Теперь он не боялся выдать «военную тайну», да и говорить было легче, чем писать.

Нина с интересом слушала Мишу и даже чувствовала гордость, что у нее такой друг.

— А нашу учительницу по литературе Ларису Васильевну перевели работать в облоно, — сказала Нина.

— То-то я не видел ее сегодня среди учителей…

— А у тебя есть учебник по литературе за восьмой класс?

— Нет, — ответил Миша и тихо добавил: — У меня и других многих учебников нет…

— Как же ты занимаешься?

— Мне лейтенант Остапов кое-что объясняет по математике, по физике…

— А как же другие предметы?

— Времени не хватает, ведь армия — не школа…

— Ты скучаешь по школе?

— Немного скучаю. Особенно по ребятам и по тебе, Нинуш…

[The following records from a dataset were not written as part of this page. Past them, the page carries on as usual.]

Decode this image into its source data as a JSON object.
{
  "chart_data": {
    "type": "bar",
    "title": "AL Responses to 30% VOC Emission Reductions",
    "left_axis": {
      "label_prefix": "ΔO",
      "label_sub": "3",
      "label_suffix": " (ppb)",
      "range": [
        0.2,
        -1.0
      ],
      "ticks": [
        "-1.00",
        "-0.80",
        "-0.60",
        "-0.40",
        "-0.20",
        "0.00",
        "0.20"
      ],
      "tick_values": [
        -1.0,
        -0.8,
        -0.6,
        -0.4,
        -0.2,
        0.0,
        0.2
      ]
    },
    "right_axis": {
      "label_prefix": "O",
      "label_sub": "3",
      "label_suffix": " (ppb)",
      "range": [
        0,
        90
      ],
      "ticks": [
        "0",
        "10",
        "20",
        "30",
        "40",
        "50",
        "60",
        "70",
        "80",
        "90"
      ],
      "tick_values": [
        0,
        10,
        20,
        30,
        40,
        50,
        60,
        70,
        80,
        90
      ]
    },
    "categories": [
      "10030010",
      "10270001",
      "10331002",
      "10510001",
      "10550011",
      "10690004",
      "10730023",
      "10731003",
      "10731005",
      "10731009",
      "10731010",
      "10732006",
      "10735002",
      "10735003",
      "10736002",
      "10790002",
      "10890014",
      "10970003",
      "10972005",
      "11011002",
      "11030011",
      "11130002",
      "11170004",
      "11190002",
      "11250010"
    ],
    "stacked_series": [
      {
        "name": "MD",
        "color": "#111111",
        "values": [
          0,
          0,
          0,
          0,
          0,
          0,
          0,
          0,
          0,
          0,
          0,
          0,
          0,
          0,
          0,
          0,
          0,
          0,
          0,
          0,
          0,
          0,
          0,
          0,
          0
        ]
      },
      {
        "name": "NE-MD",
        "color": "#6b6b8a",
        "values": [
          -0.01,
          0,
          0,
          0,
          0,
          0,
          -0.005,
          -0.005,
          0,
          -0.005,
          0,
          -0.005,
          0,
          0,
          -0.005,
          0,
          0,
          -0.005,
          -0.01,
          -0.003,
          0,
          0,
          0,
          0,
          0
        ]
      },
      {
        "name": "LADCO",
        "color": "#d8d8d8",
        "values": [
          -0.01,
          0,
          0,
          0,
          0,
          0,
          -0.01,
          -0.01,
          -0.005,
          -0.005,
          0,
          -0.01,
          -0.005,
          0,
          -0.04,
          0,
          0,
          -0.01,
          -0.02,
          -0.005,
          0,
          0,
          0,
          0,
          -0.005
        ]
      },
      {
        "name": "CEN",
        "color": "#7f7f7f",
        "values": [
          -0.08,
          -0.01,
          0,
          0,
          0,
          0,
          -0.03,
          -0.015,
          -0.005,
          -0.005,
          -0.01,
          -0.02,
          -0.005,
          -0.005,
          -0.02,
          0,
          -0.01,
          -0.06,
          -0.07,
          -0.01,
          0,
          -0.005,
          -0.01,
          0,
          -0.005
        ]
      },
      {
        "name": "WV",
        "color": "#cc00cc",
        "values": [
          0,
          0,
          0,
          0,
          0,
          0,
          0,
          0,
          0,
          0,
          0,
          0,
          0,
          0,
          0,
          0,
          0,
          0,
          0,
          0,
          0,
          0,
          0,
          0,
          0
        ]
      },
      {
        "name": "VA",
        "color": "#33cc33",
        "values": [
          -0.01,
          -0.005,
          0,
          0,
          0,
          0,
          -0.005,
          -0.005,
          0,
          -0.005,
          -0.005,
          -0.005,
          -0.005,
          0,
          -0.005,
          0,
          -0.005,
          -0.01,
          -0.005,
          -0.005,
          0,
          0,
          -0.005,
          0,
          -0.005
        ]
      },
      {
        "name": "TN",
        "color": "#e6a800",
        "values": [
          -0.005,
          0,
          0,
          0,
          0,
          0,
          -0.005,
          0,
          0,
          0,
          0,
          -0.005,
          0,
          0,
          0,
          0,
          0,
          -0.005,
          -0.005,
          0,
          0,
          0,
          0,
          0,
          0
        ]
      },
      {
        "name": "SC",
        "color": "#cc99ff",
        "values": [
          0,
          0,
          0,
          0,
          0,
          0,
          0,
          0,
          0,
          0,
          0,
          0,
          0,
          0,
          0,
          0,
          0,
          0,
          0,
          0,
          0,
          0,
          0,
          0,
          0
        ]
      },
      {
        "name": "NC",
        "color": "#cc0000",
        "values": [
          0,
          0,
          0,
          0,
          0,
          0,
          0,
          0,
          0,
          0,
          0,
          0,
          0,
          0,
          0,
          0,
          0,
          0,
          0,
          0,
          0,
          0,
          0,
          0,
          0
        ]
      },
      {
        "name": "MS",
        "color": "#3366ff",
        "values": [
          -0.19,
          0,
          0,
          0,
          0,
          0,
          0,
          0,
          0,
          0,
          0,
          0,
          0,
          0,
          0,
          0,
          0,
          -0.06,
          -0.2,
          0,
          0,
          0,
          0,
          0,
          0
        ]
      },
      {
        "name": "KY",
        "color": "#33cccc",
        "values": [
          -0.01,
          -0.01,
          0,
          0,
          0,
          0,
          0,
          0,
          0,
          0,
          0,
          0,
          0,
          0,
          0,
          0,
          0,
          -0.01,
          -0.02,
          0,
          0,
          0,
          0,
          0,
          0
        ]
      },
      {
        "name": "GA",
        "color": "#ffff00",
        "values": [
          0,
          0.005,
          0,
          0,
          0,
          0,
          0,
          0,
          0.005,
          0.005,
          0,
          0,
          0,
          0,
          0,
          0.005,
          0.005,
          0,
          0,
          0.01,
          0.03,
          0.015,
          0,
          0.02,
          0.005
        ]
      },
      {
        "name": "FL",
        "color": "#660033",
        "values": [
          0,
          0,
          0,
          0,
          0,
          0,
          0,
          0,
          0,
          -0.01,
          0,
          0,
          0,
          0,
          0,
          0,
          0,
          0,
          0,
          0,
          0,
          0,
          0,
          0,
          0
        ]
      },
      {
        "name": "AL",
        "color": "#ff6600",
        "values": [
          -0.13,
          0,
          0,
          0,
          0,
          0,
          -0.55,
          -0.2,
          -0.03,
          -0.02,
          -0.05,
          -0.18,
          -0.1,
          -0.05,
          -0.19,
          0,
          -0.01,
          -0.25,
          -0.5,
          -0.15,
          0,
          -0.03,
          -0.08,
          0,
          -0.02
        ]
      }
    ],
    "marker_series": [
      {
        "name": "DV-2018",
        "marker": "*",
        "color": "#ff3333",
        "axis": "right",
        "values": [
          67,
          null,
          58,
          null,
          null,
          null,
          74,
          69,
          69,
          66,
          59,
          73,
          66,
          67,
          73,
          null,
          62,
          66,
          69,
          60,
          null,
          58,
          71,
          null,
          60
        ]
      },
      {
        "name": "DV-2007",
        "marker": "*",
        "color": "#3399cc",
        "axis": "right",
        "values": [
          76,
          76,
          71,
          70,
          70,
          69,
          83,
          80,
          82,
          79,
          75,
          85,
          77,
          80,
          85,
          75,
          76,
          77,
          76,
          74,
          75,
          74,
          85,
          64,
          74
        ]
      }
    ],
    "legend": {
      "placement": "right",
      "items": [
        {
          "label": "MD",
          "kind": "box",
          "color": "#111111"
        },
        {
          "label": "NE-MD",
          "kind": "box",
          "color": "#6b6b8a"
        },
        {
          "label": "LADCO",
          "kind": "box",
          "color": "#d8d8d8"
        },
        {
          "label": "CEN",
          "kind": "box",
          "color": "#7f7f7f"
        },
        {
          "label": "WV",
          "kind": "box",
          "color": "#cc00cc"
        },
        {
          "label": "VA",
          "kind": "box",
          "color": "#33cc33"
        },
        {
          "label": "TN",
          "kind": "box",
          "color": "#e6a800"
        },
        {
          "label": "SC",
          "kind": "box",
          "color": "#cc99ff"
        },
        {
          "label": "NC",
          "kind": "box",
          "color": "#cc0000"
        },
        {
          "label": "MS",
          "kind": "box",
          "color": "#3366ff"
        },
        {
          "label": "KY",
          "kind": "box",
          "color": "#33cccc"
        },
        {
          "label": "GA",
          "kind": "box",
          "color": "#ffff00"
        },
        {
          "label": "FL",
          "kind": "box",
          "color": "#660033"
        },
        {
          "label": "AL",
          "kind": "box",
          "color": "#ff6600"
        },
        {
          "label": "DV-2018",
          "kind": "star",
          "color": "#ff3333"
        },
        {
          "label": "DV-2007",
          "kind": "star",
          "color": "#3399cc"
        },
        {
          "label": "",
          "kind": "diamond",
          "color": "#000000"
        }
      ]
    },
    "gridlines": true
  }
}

Нина вспыхнула и смутилась. Миша впервые назвал ее так ласково — Нинуш… Она помолчала немного и сказала:

— Знаешь, Миша, давай будем писать друг другу письма. Я тебе буду писать о школе, о своей жизни, а ты мне — о себе. Ладно?

— Хорошо бы! — вздохнул мальчик. — Ты же знаешь, мне больше не от кого ждать писем…

— Я тебе буду писать… Очень часто буду писать…

— Спасибо, Нинуш…

— Ой, а сколько же сейчас времени? — вдруг воскликнула Нина и, взяв Мишу за руку, взглянула на его часы. — Уже скоро одиннадцать! Как спешат твои часы!

Атаманыч обиделся:

— Скажешь тоже — спешат! Да ты знаешь, мои часики с анкерным ходом, на двенадцати камнях. Самые точные часы. В армии, да еще в именной подарок, утиль не дают.

— Вот как? — засмеялась Нина. — А я этого не знала.

Они замолчали. И так, молча, подошли к Нининому дому.

— Вот и пришли, — сказал Атаманыч. — У тебя, вижу, от холода язык окоченел, все молчишь.

— Нет, я не замерзла.

Атаманыч осторожно коснулся рукой ее щеки:

— Э-э, да у тебя щеки как лед. Тебя надо прямо на горячую печку посадить. Давай-ка скорей в дом!